GTAV generated a record-breaking $800 million in 24 hours and more than $1 billion in its first three days. Ubisoft CEO Yves Guillemot addressed the "GTA effect" this week, saying games like GTAV can actually have a positive impact on competing products like Watch Dogs.
"Each time there's a megablockbuster that takes lots of sales, it has an impact around it for sure," Guillemot said. "There's a positive and negative effect. The positive one is that it's actually pushing lots of players to come back to their machine and play. So it generally has a positive impact on the games that come after because those guys want more now that they've experimented with a very good quality game," he added. "So we can now expect a positive effect after the launch."
Guillemot said delaying Watch Dogs will allow the game to have "far bigger potential."
"The company made the right decision," Hickey added. "They could have put out a lower-quality game, but it’s best to wait to get it right."
BMO Capital Markets analyst Edward Williams agreed.

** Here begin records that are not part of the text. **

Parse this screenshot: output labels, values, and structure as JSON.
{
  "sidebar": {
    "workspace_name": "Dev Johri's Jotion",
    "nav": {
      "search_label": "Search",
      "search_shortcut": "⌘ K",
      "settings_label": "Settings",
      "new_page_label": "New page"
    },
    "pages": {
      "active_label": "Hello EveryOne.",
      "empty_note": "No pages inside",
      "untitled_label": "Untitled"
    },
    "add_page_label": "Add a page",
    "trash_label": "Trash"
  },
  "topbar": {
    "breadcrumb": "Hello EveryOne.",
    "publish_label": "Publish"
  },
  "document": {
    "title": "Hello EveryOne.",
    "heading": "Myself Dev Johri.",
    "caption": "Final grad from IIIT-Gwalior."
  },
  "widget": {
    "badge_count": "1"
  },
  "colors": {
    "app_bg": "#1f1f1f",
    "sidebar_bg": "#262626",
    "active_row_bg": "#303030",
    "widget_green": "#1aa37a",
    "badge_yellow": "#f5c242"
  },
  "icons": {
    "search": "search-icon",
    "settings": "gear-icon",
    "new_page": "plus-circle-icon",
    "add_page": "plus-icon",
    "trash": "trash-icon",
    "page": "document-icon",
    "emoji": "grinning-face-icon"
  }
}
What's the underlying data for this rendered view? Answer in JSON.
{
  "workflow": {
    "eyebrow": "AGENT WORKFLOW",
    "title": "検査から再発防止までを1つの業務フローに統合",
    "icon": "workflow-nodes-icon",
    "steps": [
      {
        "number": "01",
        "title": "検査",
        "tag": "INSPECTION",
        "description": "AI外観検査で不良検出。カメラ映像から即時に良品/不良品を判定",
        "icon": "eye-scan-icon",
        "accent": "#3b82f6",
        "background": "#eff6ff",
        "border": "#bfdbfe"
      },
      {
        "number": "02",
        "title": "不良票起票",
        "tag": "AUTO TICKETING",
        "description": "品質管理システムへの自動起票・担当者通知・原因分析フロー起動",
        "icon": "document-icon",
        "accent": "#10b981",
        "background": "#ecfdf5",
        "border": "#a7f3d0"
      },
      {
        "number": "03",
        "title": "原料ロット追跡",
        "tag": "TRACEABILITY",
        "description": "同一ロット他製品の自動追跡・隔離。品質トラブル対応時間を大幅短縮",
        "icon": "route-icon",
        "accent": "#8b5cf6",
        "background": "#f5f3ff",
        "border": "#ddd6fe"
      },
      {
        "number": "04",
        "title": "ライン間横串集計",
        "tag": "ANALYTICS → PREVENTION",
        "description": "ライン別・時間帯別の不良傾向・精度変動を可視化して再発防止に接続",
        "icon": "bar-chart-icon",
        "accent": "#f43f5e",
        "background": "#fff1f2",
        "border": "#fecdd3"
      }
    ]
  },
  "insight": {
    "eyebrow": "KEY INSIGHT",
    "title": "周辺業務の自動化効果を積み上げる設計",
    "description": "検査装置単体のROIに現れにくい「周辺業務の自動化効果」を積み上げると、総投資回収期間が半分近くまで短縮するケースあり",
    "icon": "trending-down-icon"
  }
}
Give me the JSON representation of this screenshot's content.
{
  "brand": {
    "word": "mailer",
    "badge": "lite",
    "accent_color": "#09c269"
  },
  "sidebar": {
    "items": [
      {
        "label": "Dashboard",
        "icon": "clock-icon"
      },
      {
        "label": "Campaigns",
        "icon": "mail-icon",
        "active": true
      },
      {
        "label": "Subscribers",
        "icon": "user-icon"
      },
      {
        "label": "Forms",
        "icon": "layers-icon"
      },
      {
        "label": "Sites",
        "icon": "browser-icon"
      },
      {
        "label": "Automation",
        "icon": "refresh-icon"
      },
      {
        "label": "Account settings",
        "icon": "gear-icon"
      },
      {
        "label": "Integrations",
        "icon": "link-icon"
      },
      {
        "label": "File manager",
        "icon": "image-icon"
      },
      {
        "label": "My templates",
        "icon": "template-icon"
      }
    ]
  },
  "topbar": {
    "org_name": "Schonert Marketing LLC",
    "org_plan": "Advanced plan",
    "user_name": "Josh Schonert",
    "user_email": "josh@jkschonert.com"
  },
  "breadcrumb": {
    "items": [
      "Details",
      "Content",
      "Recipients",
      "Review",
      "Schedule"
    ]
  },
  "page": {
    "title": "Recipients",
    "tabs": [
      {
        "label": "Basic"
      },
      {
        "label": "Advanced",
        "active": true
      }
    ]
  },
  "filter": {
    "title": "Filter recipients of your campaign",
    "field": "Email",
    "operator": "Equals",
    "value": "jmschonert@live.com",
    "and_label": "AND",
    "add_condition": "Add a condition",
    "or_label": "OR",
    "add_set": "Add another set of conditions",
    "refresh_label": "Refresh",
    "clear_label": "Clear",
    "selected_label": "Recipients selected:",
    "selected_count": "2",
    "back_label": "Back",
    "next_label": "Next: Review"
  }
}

"You only get one chance to make a first impression with gamers," Williams said. "The delays bring into question the original timeline put forward by Ubisoft, but they want to give it the best opportunity for sustained success."
Following Ubisoft's announcement of Watch Dogs and The Crew delays this week, the company's share value plunged more than 30 percent, the most in company history. Ubisoft expects to book a loss of up to $95 million for the year, compared to previous estimations for a profit of $170 million for the same period.